Hace algunos años Ali Soufan, agente del FBI, logró que el terrorista preso Abu Jandal cooperara con datos claves para los intereses norteamericanos. No usó la amenaza, no usó la violencia, usó una galleta, una galleta sin azúcar, como la que Jandal recibía de su madre (el investigador había hecho bien su tarea, sabía que el convicto era diabético). El significado que Jandal le dio a esa galleta terminó por ablandarlo. Para él era más que un sabor, era un símbolo profundamente familiar y cercano, contenido en una entrañable palabra de cuatro letras (con acento en la segunda «a»).

Corre la leyenda urbana de que el profesor en semántica general Alfred Korzybski dio la bienvenida a su clase ofreciendo galletas a los estudiantes. Cuando estos las masticaban alegremente, el maestro sacó el empaque, lo mostró al grupo y dijo: «Son galletas para perros». No faltó quien escupiera, se sintiera incómodo, hasta indignado. Korzybski dio su primera lección: ilustró cómo las personas no solo consumen alimentos, sino también las palabras asociadas a ellos, destacando que nuestras percepciones están profundamente influenciadas por el lenguaje y las etiquetas que asignamos a las cosas. Los seres humanos somos homo significans, no podemos vivir sin crear significados.
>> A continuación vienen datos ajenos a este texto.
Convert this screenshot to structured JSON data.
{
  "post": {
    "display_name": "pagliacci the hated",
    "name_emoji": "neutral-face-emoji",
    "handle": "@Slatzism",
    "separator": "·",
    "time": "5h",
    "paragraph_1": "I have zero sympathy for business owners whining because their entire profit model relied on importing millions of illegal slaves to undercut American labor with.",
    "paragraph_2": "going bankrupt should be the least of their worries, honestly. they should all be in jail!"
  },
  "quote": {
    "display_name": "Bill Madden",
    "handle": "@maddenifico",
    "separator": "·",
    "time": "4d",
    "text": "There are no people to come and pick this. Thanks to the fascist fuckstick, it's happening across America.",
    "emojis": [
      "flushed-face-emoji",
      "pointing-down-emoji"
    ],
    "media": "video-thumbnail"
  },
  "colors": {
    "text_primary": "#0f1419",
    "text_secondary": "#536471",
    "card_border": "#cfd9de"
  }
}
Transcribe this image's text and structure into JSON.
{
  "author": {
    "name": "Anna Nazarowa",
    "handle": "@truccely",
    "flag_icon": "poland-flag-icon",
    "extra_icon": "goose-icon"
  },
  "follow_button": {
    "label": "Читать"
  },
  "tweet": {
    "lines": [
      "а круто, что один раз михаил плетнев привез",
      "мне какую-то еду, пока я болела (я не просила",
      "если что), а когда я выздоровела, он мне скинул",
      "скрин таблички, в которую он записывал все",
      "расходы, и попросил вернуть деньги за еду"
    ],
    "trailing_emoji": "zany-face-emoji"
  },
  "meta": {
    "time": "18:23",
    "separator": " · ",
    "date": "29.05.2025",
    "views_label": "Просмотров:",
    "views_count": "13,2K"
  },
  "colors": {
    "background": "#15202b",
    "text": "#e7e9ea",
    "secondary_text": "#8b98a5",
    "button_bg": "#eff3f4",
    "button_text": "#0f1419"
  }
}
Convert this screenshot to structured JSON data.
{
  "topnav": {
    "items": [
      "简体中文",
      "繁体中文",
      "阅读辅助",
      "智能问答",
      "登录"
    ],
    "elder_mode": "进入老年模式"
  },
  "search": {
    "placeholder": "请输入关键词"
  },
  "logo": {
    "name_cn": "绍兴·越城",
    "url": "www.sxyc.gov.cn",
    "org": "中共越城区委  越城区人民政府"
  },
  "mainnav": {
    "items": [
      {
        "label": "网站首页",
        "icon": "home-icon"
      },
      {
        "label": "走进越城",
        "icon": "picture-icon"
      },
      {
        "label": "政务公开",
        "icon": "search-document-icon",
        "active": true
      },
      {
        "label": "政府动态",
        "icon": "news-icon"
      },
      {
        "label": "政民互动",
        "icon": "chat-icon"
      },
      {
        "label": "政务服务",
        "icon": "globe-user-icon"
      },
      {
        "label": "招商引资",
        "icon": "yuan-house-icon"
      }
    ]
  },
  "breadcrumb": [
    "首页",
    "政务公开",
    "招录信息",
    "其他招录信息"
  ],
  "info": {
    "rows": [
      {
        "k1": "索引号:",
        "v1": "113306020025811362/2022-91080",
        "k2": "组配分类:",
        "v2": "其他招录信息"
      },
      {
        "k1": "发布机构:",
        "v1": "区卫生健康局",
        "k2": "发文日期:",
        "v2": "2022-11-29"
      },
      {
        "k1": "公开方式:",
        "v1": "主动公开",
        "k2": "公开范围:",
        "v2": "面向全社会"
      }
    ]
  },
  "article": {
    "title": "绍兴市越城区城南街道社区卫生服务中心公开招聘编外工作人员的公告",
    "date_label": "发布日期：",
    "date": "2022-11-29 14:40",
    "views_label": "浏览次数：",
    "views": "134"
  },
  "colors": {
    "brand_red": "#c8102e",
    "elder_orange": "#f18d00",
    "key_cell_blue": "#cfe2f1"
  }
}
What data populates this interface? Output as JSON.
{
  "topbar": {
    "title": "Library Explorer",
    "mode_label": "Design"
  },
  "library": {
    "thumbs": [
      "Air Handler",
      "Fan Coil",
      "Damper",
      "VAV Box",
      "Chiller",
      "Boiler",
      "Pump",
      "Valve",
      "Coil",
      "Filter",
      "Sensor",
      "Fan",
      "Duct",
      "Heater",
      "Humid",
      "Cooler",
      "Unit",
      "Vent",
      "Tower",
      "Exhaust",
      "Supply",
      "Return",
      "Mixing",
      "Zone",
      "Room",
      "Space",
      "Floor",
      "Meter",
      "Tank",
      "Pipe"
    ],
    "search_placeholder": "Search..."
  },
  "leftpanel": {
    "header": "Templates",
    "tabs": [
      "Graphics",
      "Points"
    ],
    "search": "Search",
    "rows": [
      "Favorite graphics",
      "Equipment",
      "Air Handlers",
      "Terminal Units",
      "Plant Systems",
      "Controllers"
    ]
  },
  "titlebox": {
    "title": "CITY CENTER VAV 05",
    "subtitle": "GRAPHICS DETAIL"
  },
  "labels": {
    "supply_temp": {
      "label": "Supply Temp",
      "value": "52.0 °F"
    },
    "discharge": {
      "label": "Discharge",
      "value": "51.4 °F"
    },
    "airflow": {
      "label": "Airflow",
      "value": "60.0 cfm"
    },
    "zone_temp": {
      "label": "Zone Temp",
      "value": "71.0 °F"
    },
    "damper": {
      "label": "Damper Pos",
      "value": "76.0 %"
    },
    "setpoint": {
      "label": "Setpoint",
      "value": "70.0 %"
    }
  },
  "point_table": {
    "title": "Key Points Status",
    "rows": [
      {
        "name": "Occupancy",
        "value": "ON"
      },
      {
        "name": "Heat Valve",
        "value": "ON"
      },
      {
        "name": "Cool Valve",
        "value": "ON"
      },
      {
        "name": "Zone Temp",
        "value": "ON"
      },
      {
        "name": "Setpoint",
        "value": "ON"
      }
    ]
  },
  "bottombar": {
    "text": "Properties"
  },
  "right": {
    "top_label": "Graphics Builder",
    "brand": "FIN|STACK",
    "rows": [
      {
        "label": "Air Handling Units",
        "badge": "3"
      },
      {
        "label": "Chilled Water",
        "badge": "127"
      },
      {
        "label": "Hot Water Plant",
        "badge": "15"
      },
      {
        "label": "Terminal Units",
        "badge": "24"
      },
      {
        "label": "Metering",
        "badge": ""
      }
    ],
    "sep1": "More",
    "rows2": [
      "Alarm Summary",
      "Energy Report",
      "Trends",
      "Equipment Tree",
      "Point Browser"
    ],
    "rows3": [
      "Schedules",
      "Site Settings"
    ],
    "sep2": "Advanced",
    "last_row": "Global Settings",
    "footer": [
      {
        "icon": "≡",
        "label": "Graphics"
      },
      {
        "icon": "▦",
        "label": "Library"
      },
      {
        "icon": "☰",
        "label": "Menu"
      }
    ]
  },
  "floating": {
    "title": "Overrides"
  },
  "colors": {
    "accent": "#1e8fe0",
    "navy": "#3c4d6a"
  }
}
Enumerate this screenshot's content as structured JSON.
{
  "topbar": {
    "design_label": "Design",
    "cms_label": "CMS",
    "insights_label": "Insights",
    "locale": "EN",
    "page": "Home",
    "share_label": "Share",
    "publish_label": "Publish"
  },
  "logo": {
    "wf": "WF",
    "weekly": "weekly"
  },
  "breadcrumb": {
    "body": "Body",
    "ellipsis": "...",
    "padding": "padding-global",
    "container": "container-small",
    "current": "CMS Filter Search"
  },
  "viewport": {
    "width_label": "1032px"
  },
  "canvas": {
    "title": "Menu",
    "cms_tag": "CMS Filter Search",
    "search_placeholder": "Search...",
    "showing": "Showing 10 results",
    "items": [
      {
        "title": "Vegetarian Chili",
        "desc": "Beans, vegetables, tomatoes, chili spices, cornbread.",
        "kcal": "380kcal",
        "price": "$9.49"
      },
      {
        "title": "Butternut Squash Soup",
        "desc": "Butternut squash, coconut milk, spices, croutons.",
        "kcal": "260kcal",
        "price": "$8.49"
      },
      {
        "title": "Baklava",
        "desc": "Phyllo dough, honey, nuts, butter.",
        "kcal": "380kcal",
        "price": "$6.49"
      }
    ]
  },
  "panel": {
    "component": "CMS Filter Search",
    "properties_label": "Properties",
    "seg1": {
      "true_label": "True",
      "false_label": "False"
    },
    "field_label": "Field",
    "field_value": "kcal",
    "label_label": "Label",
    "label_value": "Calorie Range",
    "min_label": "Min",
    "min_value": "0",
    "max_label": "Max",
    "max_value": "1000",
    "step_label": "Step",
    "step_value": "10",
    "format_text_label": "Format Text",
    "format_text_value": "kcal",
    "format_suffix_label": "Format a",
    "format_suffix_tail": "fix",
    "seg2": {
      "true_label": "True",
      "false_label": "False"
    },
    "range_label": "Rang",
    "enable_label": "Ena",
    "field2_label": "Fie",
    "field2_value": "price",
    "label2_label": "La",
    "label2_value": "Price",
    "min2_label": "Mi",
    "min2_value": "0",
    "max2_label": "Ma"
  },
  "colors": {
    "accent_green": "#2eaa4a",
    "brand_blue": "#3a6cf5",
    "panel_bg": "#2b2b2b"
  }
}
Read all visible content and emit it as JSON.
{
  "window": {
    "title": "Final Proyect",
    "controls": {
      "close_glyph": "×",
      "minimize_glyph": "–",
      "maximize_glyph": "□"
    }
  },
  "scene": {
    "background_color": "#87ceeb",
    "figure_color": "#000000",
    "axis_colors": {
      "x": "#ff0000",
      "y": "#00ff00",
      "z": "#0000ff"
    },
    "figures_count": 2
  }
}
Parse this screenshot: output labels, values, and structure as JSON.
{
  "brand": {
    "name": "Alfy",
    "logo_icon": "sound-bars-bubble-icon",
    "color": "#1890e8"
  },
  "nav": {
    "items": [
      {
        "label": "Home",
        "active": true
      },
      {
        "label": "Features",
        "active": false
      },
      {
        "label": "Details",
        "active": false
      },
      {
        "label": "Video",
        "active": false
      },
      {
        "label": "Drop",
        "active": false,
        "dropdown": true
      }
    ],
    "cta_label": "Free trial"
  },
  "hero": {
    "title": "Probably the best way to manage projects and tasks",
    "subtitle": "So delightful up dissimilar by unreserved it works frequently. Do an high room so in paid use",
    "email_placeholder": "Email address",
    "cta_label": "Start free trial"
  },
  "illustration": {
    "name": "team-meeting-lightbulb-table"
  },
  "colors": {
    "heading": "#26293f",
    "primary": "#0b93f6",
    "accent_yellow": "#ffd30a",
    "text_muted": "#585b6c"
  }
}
Esto es sumamente poderoso y nos hace también vulnerables.

En una de sus provocadoras intervenciones, Yuval Noah Harari argumenta que los humanos no luchamos por territorio y comida, sino por historias imaginarias en nuestra mente. Pone como ejemplo el conflicto en Medio Oriente, dice que hay suficiente tierra entre el Mediterráneo y el río Jordán para construir casas, escuelas y hospitales para todos; que podría haber suficiente alimento. Menciona que la tierra ahí no es particularmente fértil, que no hay minas ni petróleo, incluso escasea agua. Dice que el conflicto es por la historia que hay en la cabeza de los protagonistas: la gente piensa «¡Oh!, esto no es una piedra, es una piedra sagrada». Al margen de creencias, filias o fobias, Yuval tiene razón. La particularidad de un objeto para tener valor reside en la cabeza del sujeto que lo aprecia. Los adjetivos crean o destruyen valor, y definen destinos.

Durante la Inquisición, en nombre de la fe, el Tribunal del Santo Oficio cometió torturas y crímenes en función de las etiquetas (significados) que daban a actos considerados inmorales o contrarios a la teología católica. Palabras como herejía, blasfemia, supersticiones, brujería, hechicería, idolatría y más, se convirtieron en condenas de muerte. Cuando una parte impone su narrativa y no admite cabida para otras interpretaciones, hay un totalitarismo dogmático sin espacios para otras ideas, para otras palabras.

Son los vocablos con los que nombramos las cosas lo que moldea nuestros pensamientos; y estos son la base de las creencias que luego definen nuestros actos. Heredamos costumbres porque heredamos palabras. Somos portadores de las historias interpretativas de las generaciones que nos preceden. Así, las palabras que usamos son viajeras del tiempo. Encierran no sólo sus letras sino sus significados y, en última instancia, la forma en como vemos el mundo. Algunas pierden la carrera y se diluyen. Aunque sigue habiendo besos cariñosos, ya no se dice «ósculo». Es cierto, aquello que no se nombra no existe; y aquello que deja de existir ya no se nombra. El linotipista, el foguista, el colchonero remendón, el sereno y el farolero, el fotógrafo de parque se han ido, y con ellos, esos vocablos.

Las palabras son herramientas poderosas para construir el mundo. Por si solas o juntas, se convierten en ideas. Mueven multitudes, provocan revoluciones, transforman sociedades, son el cincel de la conciencia, forjan destino, abren posibilidades, derriban y construyen muros. Y por gracia de la imprenta y otras tecnologías, están contenidas en libros y en archivos digitales y pueden ser leídas. Tienden un puente silencioso entre quien las escribe o pronuncia y quien las lee o escucha; estemos o no de acuerdo, forjan una complicidad profundamente humana que nos une aun sin conocernos, que nos acerca sin importar distancia o tiempo; y se vuelven profecía, como acaba de suceder entre tú y yo.